Another example, the entire directory C:\Windows\SysWOW64 ("Hardlink Scanner.exe" C:\Windows\SysWOW64):
Hardlinks: Files Unique Files
<total> 4,278 4,275 ( 99%)
1 394 ( 9%) 394 ( 9%)
2 3,101 ( 72%) 3,101 ( 72%)
3 725 ( 16%) 725 ( 16%)
4 53 ( 1%) 50 ( 1%)
5 1 ( 0%) 1 ( 0%)
7 4 ( 0%) 4 ( 0%)
Here, about 90% of the files in the directory have at least one other hardlink that is outside this directory (you can work this out by comparing the "Files" and "Unique Files"; if the hardlinks were all inside this directory, the unique counts would be significantly lower). The higher-than-2 hardlink counts also bring up another clever feature of the Windows Vista \Windows\winsxs directory. Let's have a look at the 32bit MPEG 2 decoder ("Hardlink Scanner.exe" /F C:\Windows\SysWOW64\Mpeg2Data.ax):
Breakdown for "C:\Windows\SysWOW64\Mpeg2Data.ax"
================================================
Unique ID: 100000004f2ab
Hardlink count: 4
Naive file size: 278,528 bytes
Unique file size: 69,632 bytes
Kind of file: normal
Filenames:
\Windows\winsxs\x86_microsoft-windows-v..e-filters-tvdigital_31bf3856ad364e35_6.0.6001.18061_none_dbbd58ec573f657a\Mpeg2Data.ax
\Windows\winsxs\x86_microsoft-windows-v..e-filters-tvdigital_31bf3856ad364e35_6.0.6001.18000_none_dbfd382a570fa47d\Mpeg2Data.ax
\Windows\SysWOW64\Mpeg2Data.ax
\Windows\winsxs\x86_microsoft-windows-v..e-filters-tvdigital_31bf3856ad364e35_6.0.6001.18115_none_dbf76b9657133c48\Mpeg2Data.ax
Although there are three different versions of this package, Mpeg2Data.ax didn't change between versions and so \Windows\winsxs has used hardlinks between the packages as well as to the final destination. That's reduced the space consumption to just 25% for this file.
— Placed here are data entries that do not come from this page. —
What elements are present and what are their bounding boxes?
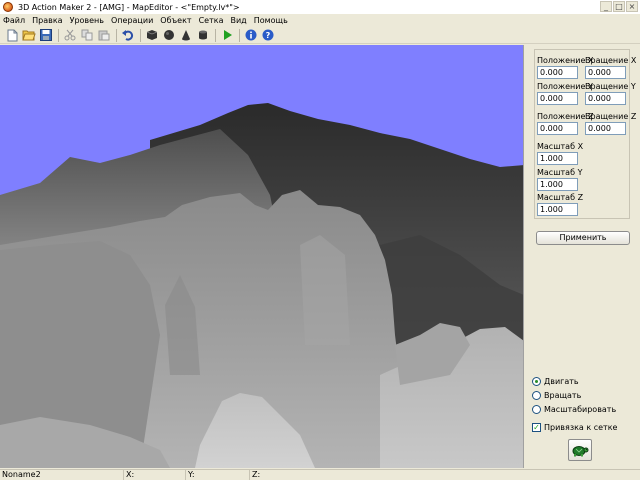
open-folder-icon[interactable] <box>22 28 36 42</box>
undo-icon[interactable] <box>121 28 135 42</box>
mode-scale-label: Масштабировать <box>544 405 617 414</box>
turtle-icon <box>572 446 589 457</box>
copy-icon[interactable] <box>80 28 94 42</box>
apply-button[interactable]: Применить <box>536 231 630 245</box>
status-y-coordinate: Y: <box>186 470 250 480</box>
mode-rotate-option[interactable]: Вращать <box>532 391 581 400</box>
window-controls: _ □ × <box>600 1 638 12</box>
rotation-z-label: Вращение Z <box>585 112 637 121</box>
play-icon[interactable] <box>220 28 234 42</box>
toolbar-separator <box>116 28 117 42</box>
radio-icon[interactable] <box>532 405 541 414</box>
status-filename: Noname2 <box>0 470 124 480</box>
menu-edit[interactable]: Правка <box>32 16 62 25</box>
app-icon[interactable] <box>3 2 13 12</box>
toolbar-separator <box>58 28 59 42</box>
toolbar-separator <box>239 28 240 42</box>
menu-view[interactable]: Вид <box>230 16 246 25</box>
position-y-field[interactable] <box>537 92 578 105</box>
mode-move-option[interactable]: Двигать <box>532 377 579 386</box>
rotation-x-label: Вращение X <box>585 56 637 65</box>
toolbar: ? <box>0 27 640 44</box>
help-icon[interactable]: ? <box>261 28 275 42</box>
rotation-x-field[interactable] <box>585 66 626 79</box>
scale-x-field[interactable] <box>537 152 578 165</box>
menu-object[interactable]: Объект <box>160 16 191 25</box>
rotation-y-label: Вращение Y <box>585 82 636 91</box>
toolbar-separator <box>140 28 141 42</box>
mode-scale-option[interactable]: Масштабировать <box>532 405 616 414</box>
menu-level[interactable]: Уровень <box>70 16 104 25</box>
sphere-icon[interactable] <box>162 28 176 42</box>
svg-text:?: ? <box>266 31 271 40</box>
scale-y-field[interactable] <box>537 178 578 191</box>
snap-to-grid-option[interactable]: ✓ Привязка к сетке <box>532 423 617 432</box>
toolbar-separator <box>215 28 216 42</box>
cut-icon[interactable] <box>63 28 77 42</box>
menu-file[interactable]: Файл <box>3 16 25 25</box>
3d-viewport[interactable] <box>0 45 524 468</box>
scale-x-label: Масштаб X <box>537 142 584 151</box>
checkbox-checked-icon[interactable]: ✓ <box>532 423 541 432</box>
title-bar: 3D Action Maker 2 - [AMG] - MapEditor - … <box>0 0 640 14</box>
menu-bar: Файл Правка Уровень Операции Объект Сетк… <box>0 14 640 27</box>
scale-y-label: Масштаб Y <box>537 168 583 177</box>
radio-icon[interactable] <box>532 391 541 400</box>
status-x-coordinate: X: <box>124 470 186 480</box>
new-file-icon[interactable] <box>5 28 19 42</box>
close-button[interactable]: × <box>626 1 638 12</box>
transform-group: Положение X Вращение X Положение Y Враще… <box>534 49 636 219</box>
mode-move-label: Двигать <box>544 377 579 386</box>
menu-help[interactable]: Помощь <box>254 16 288 25</box>
status-z-coordinate: Z: <box>252 470 261 479</box>
terrain-render <box>0 45 523 468</box>
rotation-y-field[interactable] <box>585 92 626 105</box>
properties-panel: Положение X Вращение X Положение Y Враще… <box>528 45 640 468</box>
position-x-field[interactable] <box>537 66 578 79</box>
mode-rotate-label: Вращать <box>544 391 582 400</box>
window-title: 3D Action Maker 2 - [AMG] - MapEditor - … <box>18 2 240 12</box>
cone-icon[interactable] <box>179 28 193 42</box>
minimize-button[interactable]: _ <box>600 1 612 12</box>
position-z-field[interactable] <box>537 122 578 135</box>
paste-icon[interactable] <box>97 28 111 42</box>
maximize-button[interactable]: □ <box>613 1 625 12</box>
status-bar: Noname2 X: Y: Z: <box>0 469 640 480</box>
save-icon[interactable] <box>39 28 53 42</box>
menu-operations[interactable]: Операции <box>111 16 153 25</box>
cube-icon[interactable] <box>145 28 159 42</box>
menu-grid[interactable]: Сетка <box>199 16 224 25</box>
rotation-z-field[interactable] <box>585 122 626 135</box>
turtle-button[interactable] <box>568 439 592 461</box>
snap-to-grid-label: Привязка к сетке <box>544 423 618 432</box>
info-icon[interactable] <box>244 28 258 42</box>
scale-z-field[interactable] <box>537 203 578 216</box>
radio-selected-icon[interactable] <box>532 377 541 386</box>
cylinder-icon[interactable] <box>196 28 210 42</box>
scale-z-label: Масштаб Z <box>537 193 584 202</box>
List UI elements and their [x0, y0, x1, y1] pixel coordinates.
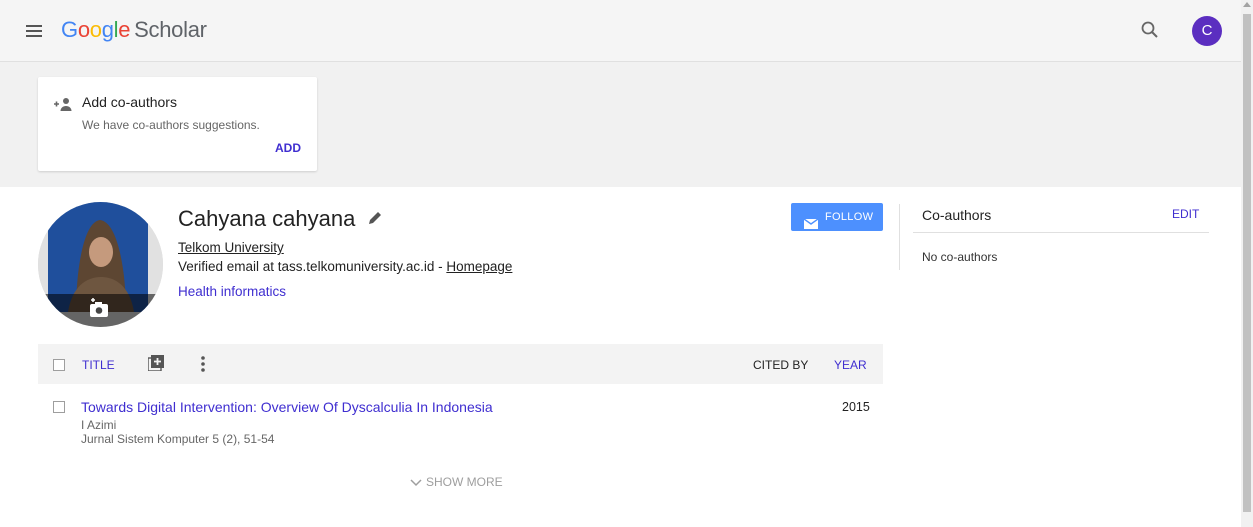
- logo-letter: o: [89, 17, 102, 42]
- show-more-label: SHOW MORE: [426, 475, 503, 489]
- add-photo-camera-icon[interactable]: [88, 298, 112, 318]
- follow-label: FOLLOW: [825, 211, 874, 223]
- google-scholar-logo[interactable]: Google Scholar: [61, 17, 207, 43]
- affiliation-link[interactable]: Telkom University: [178, 240, 284, 255]
- chevron-down-icon: [410, 479, 422, 487]
- interest-health-informatics[interactable]: Health informatics: [178, 284, 286, 299]
- add-coauthors-button[interactable]: ADD: [275, 141, 301, 155]
- top-bar: Google Scholar C: [0, 0, 1241, 62]
- add-person-icon: [53, 96, 73, 112]
- profile-name: Cahyana cahyana: [178, 206, 356, 231]
- show-more-button[interactable]: SHOW MORE: [410, 475, 503, 489]
- edit-pencil-icon[interactable]: [367, 210, 383, 226]
- more-options-icon[interactable]: [199, 355, 207, 373]
- search-icon[interactable]: [1140, 20, 1160, 40]
- logo-letter: g: [101, 17, 114, 42]
- article-title-link[interactable]: Towards Digital Intervention: Overview O…: [81, 399, 493, 415]
- card-subtitle: We have co-authors suggestions.: [82, 118, 260, 132]
- article-authors: I Azimi: [81, 418, 117, 432]
- coauthors-divider: [913, 232, 1209, 233]
- sort-by-title[interactable]: TITLE: [82, 358, 115, 372]
- logo-letter: G: [61, 17, 78, 42]
- logo-letter: o: [77, 17, 90, 42]
- logo-scholar-text: Scholar: [134, 17, 207, 42]
- coauthors-empty-text: No co-authors: [922, 250, 998, 264]
- articles-table-header: TITLE CITED BY YEAR: [38, 344, 883, 384]
- mail-icon: [803, 212, 819, 229]
- email-text: Verified email at tass.telkomuniversity.…: [178, 259, 447, 274]
- coauthors-title: Co-authors: [922, 207, 992, 223]
- add-coauthors-card: Add co-authors We have co-authors sugges…: [38, 77, 317, 171]
- article-venue: Jurnal Sistem Komputer 5 (2), 51-54: [81, 432, 275, 446]
- sort-by-year[interactable]: YEAR: [834, 358, 867, 372]
- card-title: Add co-authors: [82, 94, 177, 110]
- sort-by-cited-by[interactable]: CITED BY: [753, 358, 808, 372]
- select-all-checkbox[interactable]: [53, 359, 65, 371]
- follow-button[interactable]: FOLLOW: [791, 203, 883, 231]
- account-avatar[interactable]: C: [1192, 16, 1222, 46]
- homepage-link[interactable]: Homepage: [446, 259, 512, 274]
- add-article-icon[interactable]: [147, 355, 164, 372]
- vertical-divider: [899, 204, 900, 270]
- coauthors-edit-button[interactable]: EDIT: [1172, 207, 1199, 221]
- menu-icon[interactable]: [24, 20, 44, 40]
- suggestion-banner: Add co-authors We have co-authors sugges…: [0, 62, 1241, 187]
- row-checkbox[interactable]: [53, 401, 65, 413]
- page-scrollbar[interactable]: [1241, 0, 1253, 527]
- logo-letter: e: [118, 17, 131, 42]
- scroll-up-arrow-icon[interactable]: [1243, 2, 1251, 7]
- scrollbar-thumb[interactable]: [1243, 14, 1251, 512]
- article-year: 2015: [842, 400, 870, 414]
- verified-email: Verified email at tass.telkomuniversity.…: [178, 259, 512, 274]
What does the saving look like for the whole of \Windows? ("Hardlink Scanner.exe" C:\Windows):
Hardlinks: Files Unique Files
<total> 93,670 76,585 ( 81%)
1 61,354 ( 65%) 61,354 ( 80%)
2 22,750 ( 24%) 12,467 ( 16%)
3 6,117 ( 6%) 2,143 ( 2%)
4 552 ( 0%) 138 ( 0%)
5 1,365 ( 1%) 273 ( 0%)
6 796 ( 0%) 133 ( 0%)
7 329 ( 0%) 47 ( 0%)
8 200 ( 0%) 25 ( 0%)
9 18 ( 0%) 2 ( 0%)
10 30 ( 0%) 3 ( 0%)
Naive file size: 25,266,466,330
Unique file size: 19,881,302,264 ( 78%)
Difference: 5,385,164,066 ( 21%)
That's more than 5GB saved by using hardlinks within \Windows. Scanning my entire drive ("Hardlink Scanner.exe" C:), to include \Program Files (Internet Explorer and Media Player, for example) gives an overall difference of 5.9GB.
So, just takes those computed sizes from Windows Explorer (and other apps) with a little pinch of salt when dealing with Windows Vista's system files.
Code: Hardlink Scanner (x86), Hardlink Scanner (x64) and Hardlink Scanner source (Visual Studio 2008 Solution).